Im Rahmen der "Frühen Hilfen" spielt die gesunde Entwicklung von Kindern eine wesentliche Rolle. Insofern wäre es konsequent und notwendig, auch die Rahmenbedingungen des Gesundheitswesens im Fünften Buch Sozialgesetzbuch (SGB V) - Gesetzliche Krankenversicherung zur frühzeitigen Unterstützung von Familien in belasteten Lebenssituationen zu verbessern. Hierzu legte eine gemeinsam von Gesundheitsministerkonferenz (GMK) und Jugend- und Familienministerkonferenz (JFMK) eingesetzte Arbeitsgruppe im Jahr 2009 einen Bericht vor, der Regelungslücken an der Schnittstelle von SGB V und SGB VIII benennt und entsprechende Änderungsvorschläge aufzeigt. Die Vorschläge wurden im Gesetzentwurf größtenteils nicht aufgegriffen, obwohl er selbst die Notwendigkeit der Verbesserung der Rechtsgrundlagen in der Kinder- und Jugendhilfe und im Bereich der Schnittstelle zum Gesundheitswesen konstatiert. Sie sollten daher weiterverfolgt werden.
- b) Der Bundesrat unterstützt die Intention des Gesetzes, die lokalen Netzwerke "Früher Hilfen" durch den Einsatz von Hebammen zu stärken. Er teilt die Haltung der Bundesregierung, dass Hebammenleistungen im Zusammenhang mit der Geburt und unmittelbar danach für Prävention und Gesundheitsförderung bei dem Neugeborenen und der Mutter wichtig sind. Hebammen können Familien, zu denen sie typischerweise einen guten Zugang haben, frühzeitig unterstützen; damit können sie eine wichtige Brückenfunktion zur Jugendhilfe erfüllen. Der auf der Rechtsgrundlage des § 134a SGB V zwischen den Berufsverbänden der Hebammen und den Spitzenverbänden der Krankenkassen abgeschlossene Vertrag über die Versorgung mit Hebammenhilfe enthält in der als Anlage 1 zu diesem Vertrag beigefügten Hebammen-Vergütungsvereinbarung Bestimmungen über die gegenüber der Krankenkasse abrechnungsfähigen Leistungen. Ohne eine ärztliche Anordnung sind innerhalb der ersten zehn Tage maximal 20 Leistungen (Wochenbettbetreuung und Beratung) abrechnungsfähig, zwischen dem elften Tag nach der Geburt bis zum Ablauf von acht Wochen nach der Geburt sind insgesamt bis zu 16 weitere Leistungen abrechnungsfähig.

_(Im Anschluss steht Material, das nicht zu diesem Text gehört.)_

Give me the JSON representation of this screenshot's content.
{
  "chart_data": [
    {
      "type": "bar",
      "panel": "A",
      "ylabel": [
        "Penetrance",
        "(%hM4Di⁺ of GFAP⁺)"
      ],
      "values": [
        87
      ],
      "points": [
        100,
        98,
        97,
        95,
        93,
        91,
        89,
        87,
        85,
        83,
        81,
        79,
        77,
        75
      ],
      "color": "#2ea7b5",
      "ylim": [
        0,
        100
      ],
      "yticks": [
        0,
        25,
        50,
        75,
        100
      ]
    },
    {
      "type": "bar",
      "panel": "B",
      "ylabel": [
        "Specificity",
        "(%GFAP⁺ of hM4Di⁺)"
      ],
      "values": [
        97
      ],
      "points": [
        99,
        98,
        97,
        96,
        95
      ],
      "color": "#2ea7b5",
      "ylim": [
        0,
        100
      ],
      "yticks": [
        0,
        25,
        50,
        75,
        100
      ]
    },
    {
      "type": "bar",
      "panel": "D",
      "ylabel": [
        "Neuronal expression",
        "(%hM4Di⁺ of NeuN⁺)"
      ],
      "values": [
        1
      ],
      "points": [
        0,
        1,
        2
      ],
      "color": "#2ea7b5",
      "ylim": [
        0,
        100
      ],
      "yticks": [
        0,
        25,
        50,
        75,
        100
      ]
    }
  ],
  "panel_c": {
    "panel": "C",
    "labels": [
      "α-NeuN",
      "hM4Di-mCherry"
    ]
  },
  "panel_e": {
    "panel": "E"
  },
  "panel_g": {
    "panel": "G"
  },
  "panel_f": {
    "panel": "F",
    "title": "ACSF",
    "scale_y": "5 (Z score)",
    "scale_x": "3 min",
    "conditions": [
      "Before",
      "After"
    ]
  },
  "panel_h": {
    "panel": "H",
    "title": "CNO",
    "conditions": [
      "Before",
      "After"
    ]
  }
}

Da viele gesundheitliche Schwierigkeiten (Wochenbett-Depressionen, Schreikinder, Fragen der Ernährung des Kindes, usw.) erst nach dem zweiten Monat auftreten, ist die Ausweitung der Hebammenleistungen seit einigen Jahren immer wieder ein Thema in der Fachdiskussion. Eine bei Bedarf mögliche zeitliche Verlängerung der Hebammenleistungen kann einen wichtigen Beitrag zur Prävention vor gesundheitlichen Schäden des Kindes auch durch Vernachlässigung oder Misshandlung leisten. Die Ausweitung zielt auf die Förderung des gesunden Aufwachsens des Kindes. Sie erspart gesundheitliche Folgekosten und ist daher gesundheitspolitisch sinnvoll und geboten. Der Bundesrat fordert daher, die Kostenerstattung durch die gesetzliche Krankenversicherung nach dem SGB V für Hebammenleistungen zeitlich auf sechs Monate zu verlängern (ohne die Zahl der 36 abrechenbaren Besuche zu erhöhen).